Politik : Berlin plant mehr Entwicklungshilfe

Regierung will Annans Forderungen erfüllen und so Anspruch auf Sitz im UN-Sicherheitsrat unterstreichen

J. D. Herbermann[M. Krause],H. Schumann

Berlin/Genf/NewYork - Die Bundesregierung plant eine erhebliche Ausweitung der Ausgaben für die Zusammenarbeit mit Entwicklungsländern, um den Forderungen von UN-Generalsekretär Kofi Annan zu genügen und Deutschlands Streben nach einem ständigen Sitz im Sicherheitsrat zu stärken. Dessen Erfolg sei „eindeutig abhängig von einer Erhöhung der Ausgaben für Entwicklungshilfe“, sagte Vize-Regierungssprecher Thomas Steg der „Financial Times Deutschland“. In dem Zusammenhang erwartet Entwicklungsministerin Heidemarie Wieczorek-Zeul einen Kabinettsbeschluss über die von ihr geforderte Steigerung der Entwicklungsausgaben bis 2015 auf 0,7 Prozent des Bruttoinlandsprodukts.

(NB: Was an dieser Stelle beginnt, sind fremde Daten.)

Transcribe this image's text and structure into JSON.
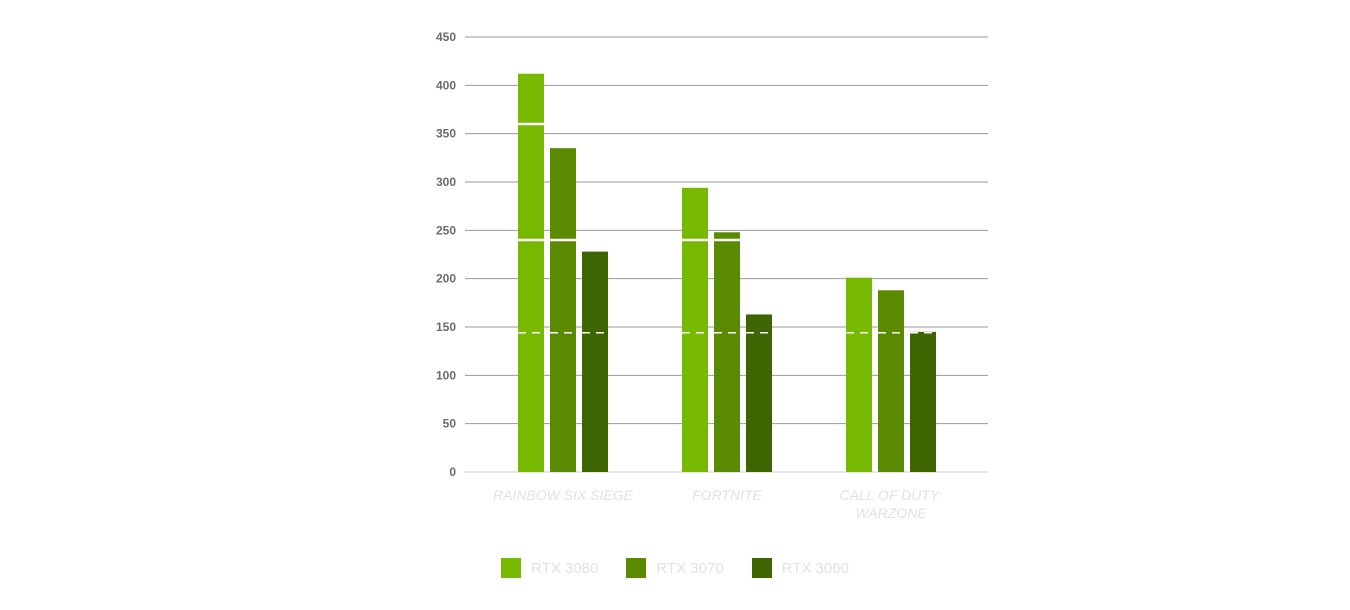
{
  "chart_data": {
    "type": "bar",
    "categories": [
      "RAINBOW SIX SIEGE",
      "FORTNITE",
      "CALL OF DUTY: WARZONE"
    ],
    "series": [
      {
        "name": "RTX 3080",
        "values": [
          412,
          294,
          201
        ],
        "color": "#76b900"
      },
      {
        "name": "RTX 3070",
        "values": [
          335,
          248,
          188
        ],
        "color": "#5a8a00"
      },
      {
        "name": "RTX 3060",
        "values": [
          228,
          163,
          145
        ],
        "color": "#3d6600"
      }
    ],
    "ylim": [
      0,
      450
    ],
    "yticks": [
      0,
      50,
      100,
      150,
      200,
      250,
      300,
      350,
      400,
      450
    ],
    "reference_lines": [
      {
        "value": 360,
        "style": "solid"
      },
      {
        "value": 240,
        "style": "solid"
      },
      {
        "value": 144,
        "style": "dashed"
      }
    ],
    "grid": true,
    "legend_position": "bottom-center",
    "title": "",
    "xlabel": "",
    "ylabel": ""
  }
}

Der Plan ist mit Finanzminister Hans Eichel noch nicht abgestimmt. Bisher sei man sich nur im Ziel „grundsätzlich einig“, so ein Ministeriumssprecher. Jedoch stehen die Chancen gut, weil der Kanzler dahinter steht. „Wir müssen, ungeachtet der Haushaltsnöte, das Ziel erreichen“, hatte Gerhard Schröder im Januar erklärt. „Wir werden die Diskussion innerhalb der Regierung vorantreiben“, betonte nun Steg. Ob Wieczorek-Zeuls Stufenplan oder eine andere Variante umgesetzt werde, stehe noch nicht fest.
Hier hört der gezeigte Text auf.